A new theory of everything
If you take the yes and the no, and add to it the neither and the both, you are almost there. With the addition of maybe, you’ve arrived.

Congratulations.

You now have all the Boolean search terms needed to explain what’s going on in another person’s head; a sort of “Grand Unified Theory of Interpersonal Relations.”

Using this simple and elegant group of tools, you can now find answers to almost nothing, unless you consider the infinite series of new questions that come from the one you asked to be a type of answer.

(Or, you can just fall back on the word-on-the-street version of all that is true -- it depends, and I don’t know.)

(By the way, the real answer to everything turns out not to be 42, as previously reported.

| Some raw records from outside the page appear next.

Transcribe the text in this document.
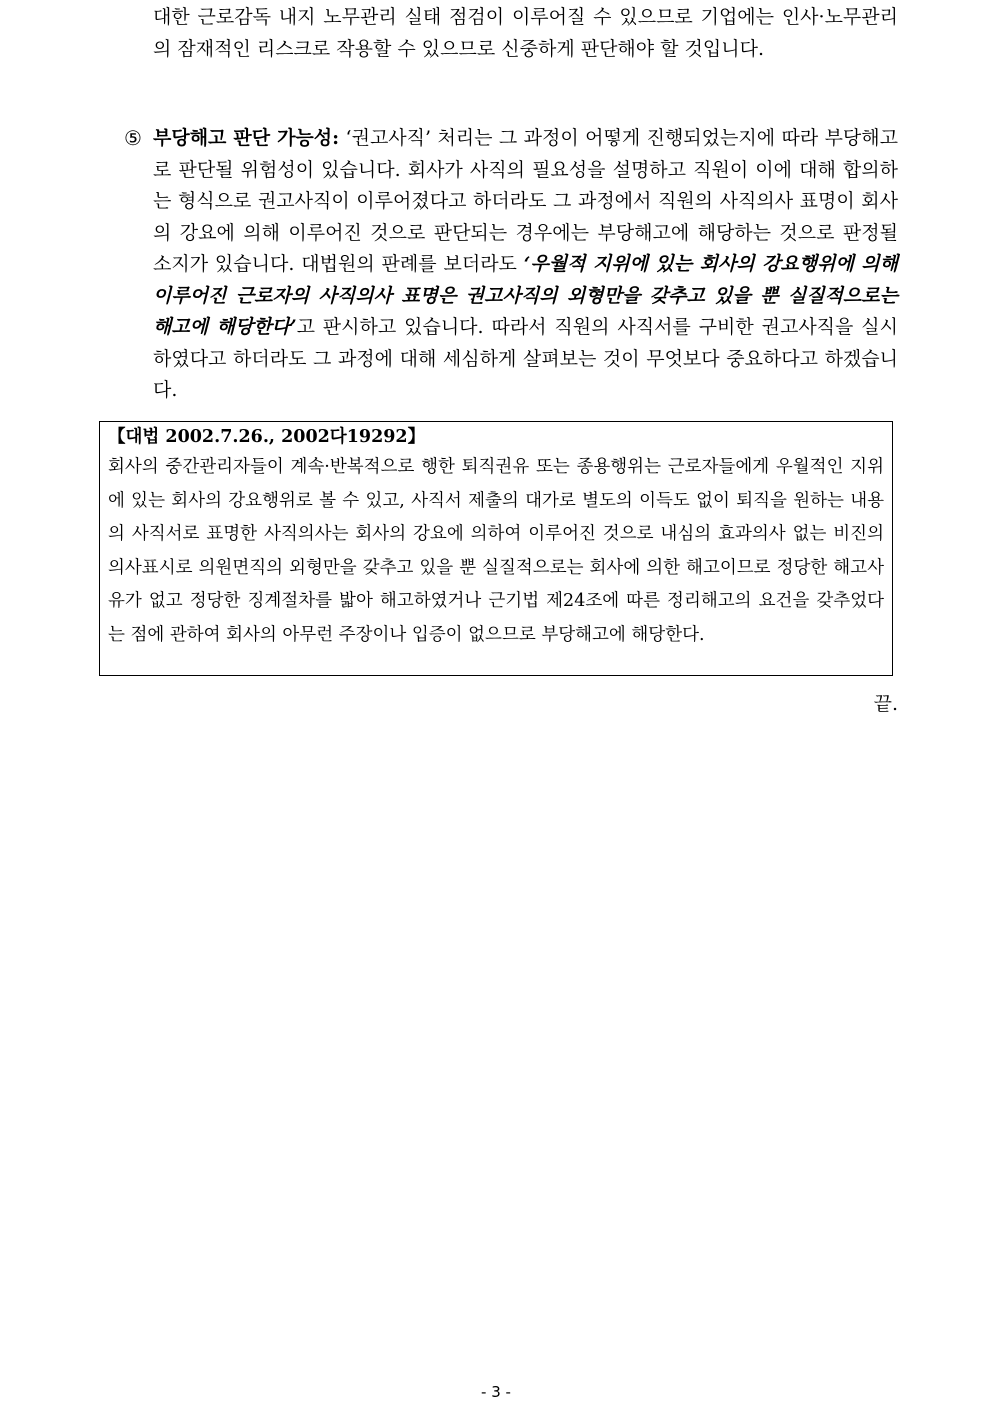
대한 근로감독 내지 노무관리 실태 점검이 이루어질 수 있으므로 기업에는 인사·노무관리의 잠재적인 리스크로 작용할 수 있으므로 신중하게 판단해야 할 것입니다.

⑤ 부당해고 판단 가능성: ‘권고사직’ 처리는 그 과정이 어떻게 진행되었는지에 따라 부당해고로 판단될 위험성이 있습니다. 회사가 사직의 필요성을 설명하고 직원이 이에 대해 합의하는 형식으로 권고사직이 이루어졌다고 하더라도 그 과정에서 직원의 사직의사 표명이 회사의 강요에 의해 이루어진 것으로 판단되는 경우에는 부당해고에 해당하는 것으로 판정될 소지가 있습니다. 대법원의 판례를 보더라도 ‘우월적 지위에 있는 회사의 강요행위에 의해 이루어진 근로자의 사직의사 표명은 권고사직의 외형만을 갖추고 있을 뿐 실질적으로는 해고에 해당한다’고 판시하고 있습니다. 따라서 직원의 사직서를 구비한 권고사직을 실시하였다고 하더라도 그 과정에 대해 세심하게 살펴보는 것이 무엇보다 중요하다고 하겠습니다.

【대법 2002.7.26., 2002다19292】

회사의 중간관리자들이 계속·반복적으로 행한 퇴직권유 또는 종용행위는 근로자들에게 우월적인 지위에 있는 회사의 강요행위로 볼 수 있고, 사직서 제출의 대가로 별도의 이득도 없이 퇴직을 원하는 내용의 사직서로 표명한 사직의사는 회사의 강요에 의하여 이루어진 것으로 내심의 효과의사 없는 비진의 의사표시로 의원면직의 외형만을 갖추고 있을 뿐 실질적으로는 회사에 의한 해고이므로 정당한 해고사유가 없고 정당한 징계절차를 밟아 해고하였거나 근기법 제24조에 따른 정리해고의 요건을 갖추었다는 점에 관하여 회사의 아무런 주장이나 입증이 없으므로 부당해고에 해당한다.

끝.
- 3 -
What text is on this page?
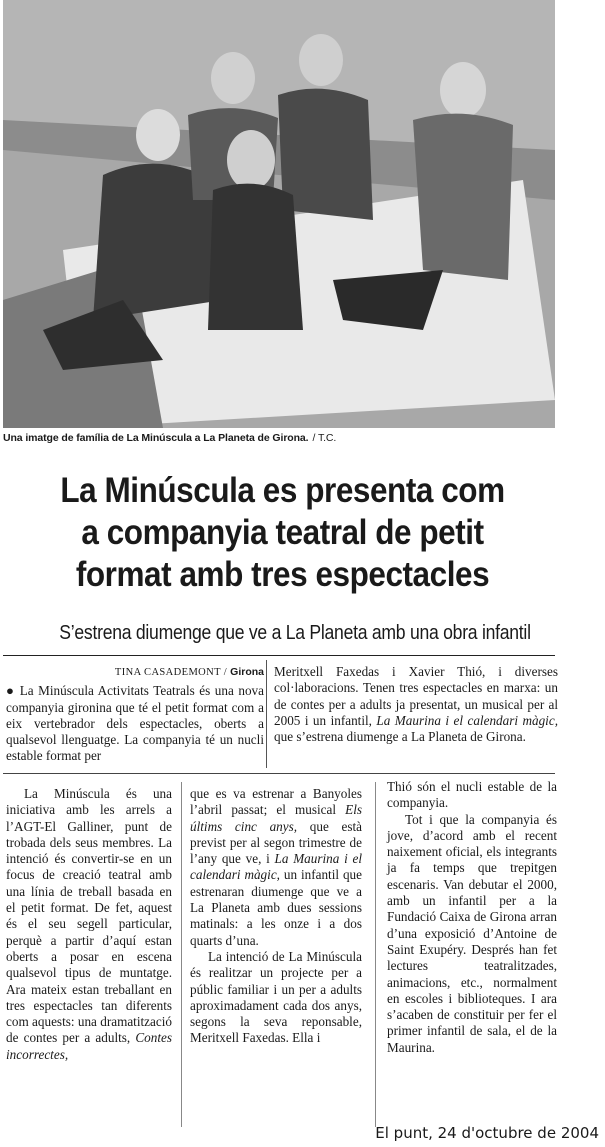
Una imatge de família de La Minúscula a La Planeta de Girona. / T.C.
La Minúscula es presenta com
a companyia teatral de petit
format amb tres espectacles
S’estrena diumenge que ve a La Planeta amb una obra infantil
TINA CASADEMONT / Girona

● La Minúscula Activitats Teatrals és una nova companyia gironina que té el petit format com a eix vertebrador dels espectacles, oberts a qualsevol llenguatge. La companyia té un nucli estable format per

Meritxell Faxedas i Xavier Thió, i diverses col·laboracions. Tenen tres espectacles en marxa: un de contes per a adults ja presentat, un musical per al 2005 i un infantil, La Maurina i el calendari màgic, que s’estrena diumenge a La Planeta de Girona.

La Minúscula és una iniciativa amb les arrels a l’AGT-El Galliner, punt de trobada dels seus membres. La intenció és convertir-se en un focus de creació teatral amb una línia de treball basada en el petit format. De fet, aquest és el seu segell particular, perquè a partir d’aquí estan oberts a posar en escena qualsevol tipus de muntatge. Ara mateix estan treballant en tres espectacles tan diferents com aquests: una dramatització de contes per a adults, Contes incorrectes,

que es va estrenar a Banyoles l’abril passat; el musical Els últims cinc anys, que està previst per al segon trimestre de l’any que ve, i La Maurina i el calendari màgic, un infantil que estrenaran diumenge que ve a La Planeta amb dues sessions matinals: a les onze i a dos quarts d’una.

La intenció de La Minúscula és realitzar un projecte per a públic familiar i un per a adults aproximadament cada dos anys, segons la seva reponsable, Meritxell Faxedas. Ella i

Thió són el nucli estable de la companyia.

Tot i que la companyia és jove, d’acord amb el recent naixement oficial, els integrants ja fa temps que trepitgen escenaris. Van debutar el 2000, amb un infantil per a la Fundació Caixa de Girona arran d’una exposició d’Antoine de Saint Exupéry. Després han fet lectures teatralitzades, animacions, etc., normalment en escoles i biblioteques. I ara s’acaben de constituir per fer el primer infantil de sala, el de la Maurina.

El punt, 24 d'octubre de 2004
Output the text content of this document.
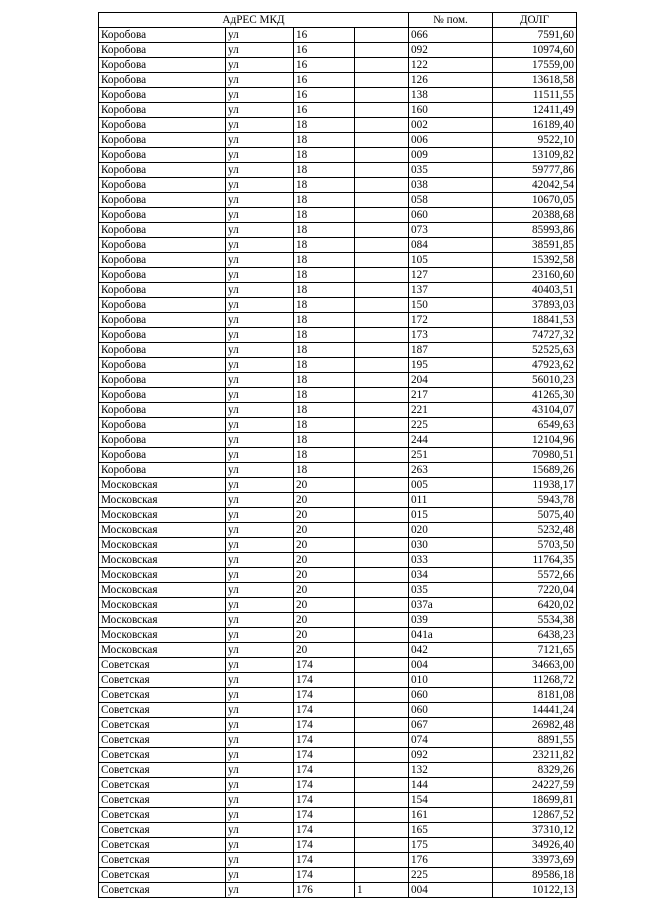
АдРЕС МКД				№ пом.	ДОЛГ
Коробова	ул	16		066	7591,60
Коробова	ул	16		092	10974,60
Коробова	ул	16		122	17559,00
Коробова	ул	16		126	13618,58
Коробова	ул	16		138	11511,55
Коробова	ул	16		160	12411,49
Коробова	ул	18		002	16189,40
Коробова	ул	18		006	9522,10
Коробова	ул	18		009	13109,82
Коробова	ул	18		035	59777,86
Коробова	ул	18		038	42042,54
Коробова	ул	18		058	10670,05
Коробова	ул	18		060	20388,68
Коробова	ул	18		073	85993,86
Коробова	ул	18		084	38591,85
Коробова	ул	18		105	15392,58
Коробова	ул	18		127	23160,60
Коробова	ул	18		137	40403,51
Коробова	ул	18		150	37893,03
Коробова	ул	18		172	18841,53
Коробова	ул	18		173	74727,32
Коробова	ул	18		187	52525,63
Коробова	ул	18		195	47923,62
Коробова	ул	18		204	56010,23
Коробова	ул	18		217	41265,30
Коробова	ул	18		221	43104,07
Коробова	ул	18		225	6549,63
Коробова	ул	18		244	12104,96
Коробова	ул	18		251	70980,51
Коробова	ул	18		263	15689,26
Московская	ул	20		005	11938,17
Московская	ул	20		011	5943,78
Московская	ул	20		015	5075,40
Московская	ул	20		020	5232,48
Московская	ул	20		030	5703,50
Московская	ул	20		033	11764,35
Московская	ул	20		034	5572,66
Московская	ул	20		035	7220,04
Московская	ул	20		037а	6420,02
Московская	ул	20		039	5534,38
Московская	ул	20		041а	6438,23
Московская	ул	20		042	7121,65
Советская	ул	174		004	34663,00
Советская	ул	174		010	11268,72
Советская	ул	174		060	8181,08
Советская	ул	174		060	14441,24
Советская	ул	174		067	26982,48
Советская	ул	174		074	8891,55
Советская	ул	174		092	23211,82
Советская	ул	174		132	8329,26
Советская	ул	174		144	24227,59
Советская	ул	174		154	18699,81
Советская	ул	174		161	12867,52
Советская	ул	174		165	37310,12
Советская	ул	174		175	34926,40
Советская	ул	174		176	33973,69
Советская	ул	174		225	89586,18
Советская	ул	176	1	004	10122,13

It’s .422 --which shows both the perils of the incorrect use of decimals, and the importance of carrying out your work to at least three places.)

Example:

What was he thinking?

I just walked out of my bedroom into the living room and started desperately searching for something. What I was looking for I did not know at the time I started looking. I’ve found that usually the answer comes to me in the middle of my searching – and that the initiating of the action is enough to start a clock in me that forces me to really bare down and get into a hyper-real game mode of focus – and this trick of the mind prevents me from looking like a doddering fool, or pre-senile, in front of other people. When it works.

It took a while, but I finally discovered that I was looking for my pants. I had none on and was dangling uncomfortably, what with all my rushing around.

I went back into the bedroom and put my pants on. I’m still not sure how they got off me in the first place.

Answers:

  1. Yes, he’s nutty, like a fruitcake from Georgia in the summer. It won’t be too      long before he drools at movies and washes his cat in hydrogen peroxide for the sweet smell of clean.

  1. No, he was just preoccupied with his thoughts, “Poets are working even when they are looking out windows.” He might have dropped a metaphor and was worried it might turn into an allusion if he left it alone for too long.

  1. Neither, though he likes to be naked when he walks around, he was looking for his car keys – just to make sure that he had not left them in his car -- or in the front door lock. The pants thing was incidental -- a form of serendipity.

  1. Both, he is making creative excuses, and using jokes to cover both his disdain for the wearing of pants and the loss of some of the screws he’s been using to hold his brain in.

  1. Maybe, he saw a new comet blazing across the sky outside his window and was looking for a camera to get a photo to put on his blog, or, he had to pee badly. He does not wear pants, they make him look fat.